Islamophobin, which is really just chewing gum in a clever package, promises to treat “blind intolerance, unthinking bigotry, irrational fear of Muslims, (and) U.S. presidential election year scapegoating.”
On the first day of the Republican convention to nominate Donald Trump for the Nov. 8 election, CAIR leaders urged the party not to push Muslims voters away.
Trump has proposed a temporary ban on Muslims entering the United States. He opposes letting in refugees from the Syrian war, suggesting some may be militants posing as the downtrodden. He has made claims, unsupported to date, that thousands of Muslims in New Jersey openly cheered the Sept. 11, 2001, attacks.
In an interview broadcast Monday on CNN, Trump’s wife Melania, due to speak at the convention later in the day, said of her husband: “He’s not racist, he’s not anti-immigrant,” and added, “He wants to keep America safe.”
CAIR Executive Director Nihad Awad urged Republicans instead to court Muslims voters, saying they could be crucial in swing states that decide presidential elections.

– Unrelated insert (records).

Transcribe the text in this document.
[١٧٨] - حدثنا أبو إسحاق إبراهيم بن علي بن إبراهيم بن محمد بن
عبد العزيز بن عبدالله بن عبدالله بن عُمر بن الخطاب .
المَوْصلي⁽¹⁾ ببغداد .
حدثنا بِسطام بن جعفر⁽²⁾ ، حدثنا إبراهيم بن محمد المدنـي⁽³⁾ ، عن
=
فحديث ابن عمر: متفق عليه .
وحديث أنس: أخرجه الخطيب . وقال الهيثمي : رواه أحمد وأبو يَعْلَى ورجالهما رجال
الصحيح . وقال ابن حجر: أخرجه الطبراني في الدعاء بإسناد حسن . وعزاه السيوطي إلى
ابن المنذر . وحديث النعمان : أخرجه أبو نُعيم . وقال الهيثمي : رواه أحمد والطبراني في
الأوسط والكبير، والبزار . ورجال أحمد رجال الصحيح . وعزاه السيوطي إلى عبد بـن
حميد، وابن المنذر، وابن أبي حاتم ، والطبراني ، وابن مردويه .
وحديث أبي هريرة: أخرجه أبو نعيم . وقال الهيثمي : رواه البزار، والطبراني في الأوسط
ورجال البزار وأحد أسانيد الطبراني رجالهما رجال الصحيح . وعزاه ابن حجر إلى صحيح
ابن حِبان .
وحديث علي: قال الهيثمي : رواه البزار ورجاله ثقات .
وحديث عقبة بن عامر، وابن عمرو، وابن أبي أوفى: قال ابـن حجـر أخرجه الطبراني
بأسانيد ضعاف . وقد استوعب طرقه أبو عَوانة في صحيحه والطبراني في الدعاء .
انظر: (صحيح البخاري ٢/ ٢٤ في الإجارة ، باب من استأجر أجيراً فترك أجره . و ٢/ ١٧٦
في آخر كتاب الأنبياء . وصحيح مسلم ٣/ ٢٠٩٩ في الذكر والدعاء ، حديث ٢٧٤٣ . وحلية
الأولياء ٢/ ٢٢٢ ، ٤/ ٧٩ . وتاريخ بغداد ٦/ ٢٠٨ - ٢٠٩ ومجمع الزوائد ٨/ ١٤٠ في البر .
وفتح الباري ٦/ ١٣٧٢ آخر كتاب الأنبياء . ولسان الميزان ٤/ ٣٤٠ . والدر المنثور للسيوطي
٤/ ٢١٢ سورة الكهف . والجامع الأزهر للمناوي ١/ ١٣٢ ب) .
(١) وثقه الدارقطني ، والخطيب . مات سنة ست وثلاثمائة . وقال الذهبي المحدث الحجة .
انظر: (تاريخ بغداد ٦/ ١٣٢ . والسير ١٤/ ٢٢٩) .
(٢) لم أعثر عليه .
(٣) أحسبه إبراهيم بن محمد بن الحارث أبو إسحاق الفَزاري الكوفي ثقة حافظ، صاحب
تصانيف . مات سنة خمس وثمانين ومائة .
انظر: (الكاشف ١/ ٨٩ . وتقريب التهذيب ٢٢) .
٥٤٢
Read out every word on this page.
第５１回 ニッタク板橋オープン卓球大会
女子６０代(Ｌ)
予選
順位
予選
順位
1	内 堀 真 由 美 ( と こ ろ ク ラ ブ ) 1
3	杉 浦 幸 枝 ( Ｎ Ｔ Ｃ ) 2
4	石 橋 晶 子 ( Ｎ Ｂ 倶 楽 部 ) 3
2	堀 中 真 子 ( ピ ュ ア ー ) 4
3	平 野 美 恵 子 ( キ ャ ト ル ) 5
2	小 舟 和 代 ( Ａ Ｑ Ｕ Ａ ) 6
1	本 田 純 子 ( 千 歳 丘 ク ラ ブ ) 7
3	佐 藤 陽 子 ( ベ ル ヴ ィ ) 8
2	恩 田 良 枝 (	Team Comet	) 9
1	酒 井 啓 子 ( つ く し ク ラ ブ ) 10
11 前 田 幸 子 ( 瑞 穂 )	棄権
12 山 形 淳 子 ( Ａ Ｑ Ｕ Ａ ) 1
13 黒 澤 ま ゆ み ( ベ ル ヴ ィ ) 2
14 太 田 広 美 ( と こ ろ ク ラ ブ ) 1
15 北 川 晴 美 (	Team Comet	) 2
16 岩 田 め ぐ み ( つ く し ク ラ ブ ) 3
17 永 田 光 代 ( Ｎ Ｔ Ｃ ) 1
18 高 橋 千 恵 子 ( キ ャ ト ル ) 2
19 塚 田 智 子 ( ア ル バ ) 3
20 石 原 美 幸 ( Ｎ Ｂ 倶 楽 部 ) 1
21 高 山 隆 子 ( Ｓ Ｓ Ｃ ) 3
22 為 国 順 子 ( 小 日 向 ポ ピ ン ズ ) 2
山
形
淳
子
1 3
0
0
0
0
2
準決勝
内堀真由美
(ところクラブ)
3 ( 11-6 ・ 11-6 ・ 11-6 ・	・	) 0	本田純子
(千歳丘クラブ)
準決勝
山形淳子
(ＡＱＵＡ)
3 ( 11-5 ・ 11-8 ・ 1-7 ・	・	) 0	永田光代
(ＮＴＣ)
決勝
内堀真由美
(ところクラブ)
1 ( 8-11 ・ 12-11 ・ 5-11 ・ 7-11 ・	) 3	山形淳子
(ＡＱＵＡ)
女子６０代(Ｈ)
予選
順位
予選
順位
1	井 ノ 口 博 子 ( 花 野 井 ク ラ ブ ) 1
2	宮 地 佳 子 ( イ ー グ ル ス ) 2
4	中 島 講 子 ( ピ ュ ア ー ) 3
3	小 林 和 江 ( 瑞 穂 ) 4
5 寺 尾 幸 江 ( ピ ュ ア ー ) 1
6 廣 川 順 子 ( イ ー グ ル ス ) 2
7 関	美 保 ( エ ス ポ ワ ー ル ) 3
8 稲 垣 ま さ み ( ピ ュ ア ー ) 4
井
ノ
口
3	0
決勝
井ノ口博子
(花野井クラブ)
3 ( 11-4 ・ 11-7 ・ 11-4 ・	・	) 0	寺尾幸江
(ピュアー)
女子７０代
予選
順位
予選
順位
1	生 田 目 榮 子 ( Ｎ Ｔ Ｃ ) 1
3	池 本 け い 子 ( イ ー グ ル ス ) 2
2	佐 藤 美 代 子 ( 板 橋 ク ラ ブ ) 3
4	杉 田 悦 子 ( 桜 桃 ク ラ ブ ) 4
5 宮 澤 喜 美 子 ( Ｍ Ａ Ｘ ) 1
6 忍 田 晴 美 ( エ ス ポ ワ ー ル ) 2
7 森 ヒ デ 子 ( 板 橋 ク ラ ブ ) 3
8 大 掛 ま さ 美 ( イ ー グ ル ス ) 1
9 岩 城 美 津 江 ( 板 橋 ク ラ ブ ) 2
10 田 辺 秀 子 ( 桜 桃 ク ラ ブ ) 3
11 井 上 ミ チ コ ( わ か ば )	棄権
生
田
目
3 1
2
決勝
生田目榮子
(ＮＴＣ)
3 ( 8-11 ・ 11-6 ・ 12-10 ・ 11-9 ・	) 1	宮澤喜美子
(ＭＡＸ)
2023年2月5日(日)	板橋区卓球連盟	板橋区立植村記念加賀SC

“Too often over the course of this campaign, Republican presidential candidates have pandered to these inner-core Islamophobic leaders and their supporters with proposals like patrolling so-called Muslim neighbourhoods, surveilling and shutting down mosques, and openly questioning whether a Muslim can serve as president,” Awad said.
As a prescription, Awad offered Islamophobin, a concept borrowed from Muslims in Sweden who created a similar product. CAIR sells a package of 12 sugar-free pieces for $1.99 on amazon.com.
The package says: “Take two and call a Muslim in the morning.”
But it comes with a warning.
“Those who already believe in religious diversity, tolerance and mutual understanding should not use this product,” the package says.
“Stop taking this product if you begin to develop warm feelings toward Muslims, immigrants or refugees.”
Nearby at a separate event, Christian demonstrators tried to eclipse a speech by Rose Hamid, a Muslim woman who was ejected from a Trump rally in South Carolina in January for her silent protest, by standing up wearing her head scarf and a T-shirt reading, “Salam, I come in peace.”
As Hamid spoke in favour of a peaceful coexistence at a platform in Public Square set aside for scheduled speeches, the small group behind her hoisted signs such as one saying, “Muhammad is a liar, false-prophet, child-raping pervert.”
When they tried to drown out Hamid with a bullhorn, she turned around to see them for the first time and remarked, “Oh, they’re lovely.” Police then removed them from the scene for demonstrating without a permit.